Tuesday, September 22, 2020
Pre-market activity is finding its equilibrium after a temporary horror show in Monday’s regular session which saw all major indexes plummet, including the Dow falling almost 1000 points, or 3%. The closing bell saw lots of buying off those steep lows, with the Nasdaq almost crossing into the green. Currently, we’re looking at markets hovering around flat.

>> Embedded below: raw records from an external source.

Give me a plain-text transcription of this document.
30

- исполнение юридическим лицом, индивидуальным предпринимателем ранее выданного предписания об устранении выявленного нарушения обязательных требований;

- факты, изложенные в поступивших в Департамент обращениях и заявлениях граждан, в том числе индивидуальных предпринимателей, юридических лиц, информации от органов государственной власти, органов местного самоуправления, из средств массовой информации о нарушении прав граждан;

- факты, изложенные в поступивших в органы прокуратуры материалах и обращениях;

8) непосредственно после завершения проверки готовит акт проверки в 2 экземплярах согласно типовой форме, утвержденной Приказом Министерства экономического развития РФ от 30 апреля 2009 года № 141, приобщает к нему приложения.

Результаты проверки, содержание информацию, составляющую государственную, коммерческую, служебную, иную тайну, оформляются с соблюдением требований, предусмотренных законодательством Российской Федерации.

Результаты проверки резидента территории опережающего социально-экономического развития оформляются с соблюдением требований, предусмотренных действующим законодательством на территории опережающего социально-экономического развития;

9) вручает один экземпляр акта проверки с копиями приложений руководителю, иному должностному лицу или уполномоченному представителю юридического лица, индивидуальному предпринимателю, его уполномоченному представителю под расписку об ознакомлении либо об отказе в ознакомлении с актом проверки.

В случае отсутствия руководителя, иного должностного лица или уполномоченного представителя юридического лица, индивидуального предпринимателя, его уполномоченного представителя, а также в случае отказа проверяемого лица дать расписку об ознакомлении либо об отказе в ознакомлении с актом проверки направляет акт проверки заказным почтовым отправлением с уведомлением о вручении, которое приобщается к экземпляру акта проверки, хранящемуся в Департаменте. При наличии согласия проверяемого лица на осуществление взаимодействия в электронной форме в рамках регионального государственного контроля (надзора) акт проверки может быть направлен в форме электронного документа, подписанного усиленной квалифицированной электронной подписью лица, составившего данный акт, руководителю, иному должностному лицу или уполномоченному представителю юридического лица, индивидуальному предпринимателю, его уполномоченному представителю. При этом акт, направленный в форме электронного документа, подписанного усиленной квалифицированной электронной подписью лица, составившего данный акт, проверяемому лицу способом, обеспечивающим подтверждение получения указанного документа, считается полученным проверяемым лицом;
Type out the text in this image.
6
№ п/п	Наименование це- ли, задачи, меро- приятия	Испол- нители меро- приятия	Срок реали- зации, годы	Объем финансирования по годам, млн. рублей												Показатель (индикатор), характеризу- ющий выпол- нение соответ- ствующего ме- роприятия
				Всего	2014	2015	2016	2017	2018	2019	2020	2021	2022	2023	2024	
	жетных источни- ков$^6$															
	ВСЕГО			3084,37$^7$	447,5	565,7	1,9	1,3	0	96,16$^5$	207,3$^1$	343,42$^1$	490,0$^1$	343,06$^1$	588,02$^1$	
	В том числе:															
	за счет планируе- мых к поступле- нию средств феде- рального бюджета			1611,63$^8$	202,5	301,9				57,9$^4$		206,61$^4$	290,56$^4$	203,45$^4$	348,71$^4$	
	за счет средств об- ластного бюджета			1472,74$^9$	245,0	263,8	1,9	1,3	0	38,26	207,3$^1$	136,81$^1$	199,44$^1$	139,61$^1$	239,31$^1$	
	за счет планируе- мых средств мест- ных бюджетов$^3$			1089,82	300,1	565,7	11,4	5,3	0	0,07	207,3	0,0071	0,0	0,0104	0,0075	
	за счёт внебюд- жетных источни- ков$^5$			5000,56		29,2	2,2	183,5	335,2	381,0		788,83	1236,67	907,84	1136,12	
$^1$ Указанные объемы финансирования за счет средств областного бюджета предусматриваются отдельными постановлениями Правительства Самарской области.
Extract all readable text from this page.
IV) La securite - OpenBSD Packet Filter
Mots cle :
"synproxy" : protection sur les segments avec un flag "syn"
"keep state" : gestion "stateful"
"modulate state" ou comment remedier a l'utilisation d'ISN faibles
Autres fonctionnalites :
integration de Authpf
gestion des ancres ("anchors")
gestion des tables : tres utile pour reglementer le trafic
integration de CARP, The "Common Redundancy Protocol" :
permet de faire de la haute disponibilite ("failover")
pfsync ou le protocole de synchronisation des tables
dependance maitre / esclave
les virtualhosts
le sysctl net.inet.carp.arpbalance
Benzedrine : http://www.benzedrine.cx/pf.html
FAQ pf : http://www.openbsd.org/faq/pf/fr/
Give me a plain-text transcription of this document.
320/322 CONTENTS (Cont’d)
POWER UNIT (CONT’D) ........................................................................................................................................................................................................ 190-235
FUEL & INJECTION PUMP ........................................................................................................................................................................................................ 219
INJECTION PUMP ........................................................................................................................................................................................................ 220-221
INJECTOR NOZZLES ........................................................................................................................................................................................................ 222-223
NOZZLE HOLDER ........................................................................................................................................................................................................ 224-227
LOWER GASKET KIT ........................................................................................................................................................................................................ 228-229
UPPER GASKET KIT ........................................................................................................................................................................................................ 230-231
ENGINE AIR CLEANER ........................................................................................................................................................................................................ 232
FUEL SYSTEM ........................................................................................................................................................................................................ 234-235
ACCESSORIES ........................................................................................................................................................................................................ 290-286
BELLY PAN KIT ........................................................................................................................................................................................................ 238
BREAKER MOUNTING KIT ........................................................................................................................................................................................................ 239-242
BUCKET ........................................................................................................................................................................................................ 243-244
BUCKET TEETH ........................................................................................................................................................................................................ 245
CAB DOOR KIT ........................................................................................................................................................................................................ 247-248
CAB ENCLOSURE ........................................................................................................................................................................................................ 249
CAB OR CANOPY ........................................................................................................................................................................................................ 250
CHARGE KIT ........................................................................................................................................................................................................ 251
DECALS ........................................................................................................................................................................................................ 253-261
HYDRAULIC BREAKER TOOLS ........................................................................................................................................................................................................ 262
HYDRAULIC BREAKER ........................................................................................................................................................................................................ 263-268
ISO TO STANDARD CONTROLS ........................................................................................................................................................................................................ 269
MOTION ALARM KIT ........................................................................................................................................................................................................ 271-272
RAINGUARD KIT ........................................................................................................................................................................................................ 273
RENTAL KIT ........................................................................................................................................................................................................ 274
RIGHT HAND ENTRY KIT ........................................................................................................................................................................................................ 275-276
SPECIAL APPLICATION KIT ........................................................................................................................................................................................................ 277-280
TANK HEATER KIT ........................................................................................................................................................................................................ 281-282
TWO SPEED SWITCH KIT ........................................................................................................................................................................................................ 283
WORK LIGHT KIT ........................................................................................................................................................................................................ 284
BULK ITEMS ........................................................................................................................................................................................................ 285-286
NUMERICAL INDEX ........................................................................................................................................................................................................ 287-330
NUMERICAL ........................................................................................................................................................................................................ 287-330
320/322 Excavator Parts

We won’t be seeing any meaningful economic data before regular Tuesday trading starts, but afterwards we do: Existing Home Sales for August being one of them. In July, a headline number of 5.86 million units sold was the highest in a decade, feeding pent-up demand that hurt the market as the pandemic extended through the summer months. For August, expectations are for 6.03 existing homes to have been sold.
This would continue the narrative that household formation is providing an undercurrent of strength in the overall economy, as pent-up demand continues to find its way into the market. Young adults in rented apartments make their way to starter condos and smaller single-family homes, which pushes those currently in the units toward single-family homes or larger homes in desirable neighborhoods (lately, post-initial Covid spread, this means Americans moving out of crowded cities to the suburbs and exurbs).
Though the current reads are still well off the 2006 peak, when 7.25 million existing homes sold in a month, this is still a healthy sign for the economy. Home improvements, contracting jobs, furniture sales — all of it goes to spur the underlying businesses, including many small businesses, that provide products and services for household formation.
Speaking of spurring underlying businesses, the House Financial Services Committee today will hold a hearing whereby Treasury Secretary Steven Mnuchin and Fed Chair Jerome Powell will answer questions regarding needed relief going forward. Without a relief package to follow the CARES Act, which expired more than six weeks ago, will Mnuchin indicate the Trump administration is in favor of small business support, and/or an extension of unemployment benefits? Much is yet unclear on these subjects.
For Powell, the question is closer to: Can the Fed do more? After all, after announcing 0-0.25 interest rates for the next three years, $2.3 trillion in lending to households, and securities purchases now totaling more than $6 trillion, keeping credit markets in business by covering rates to primary dealers, backstopping liquidity in mutual market funds and expanding repo operations, what else is there?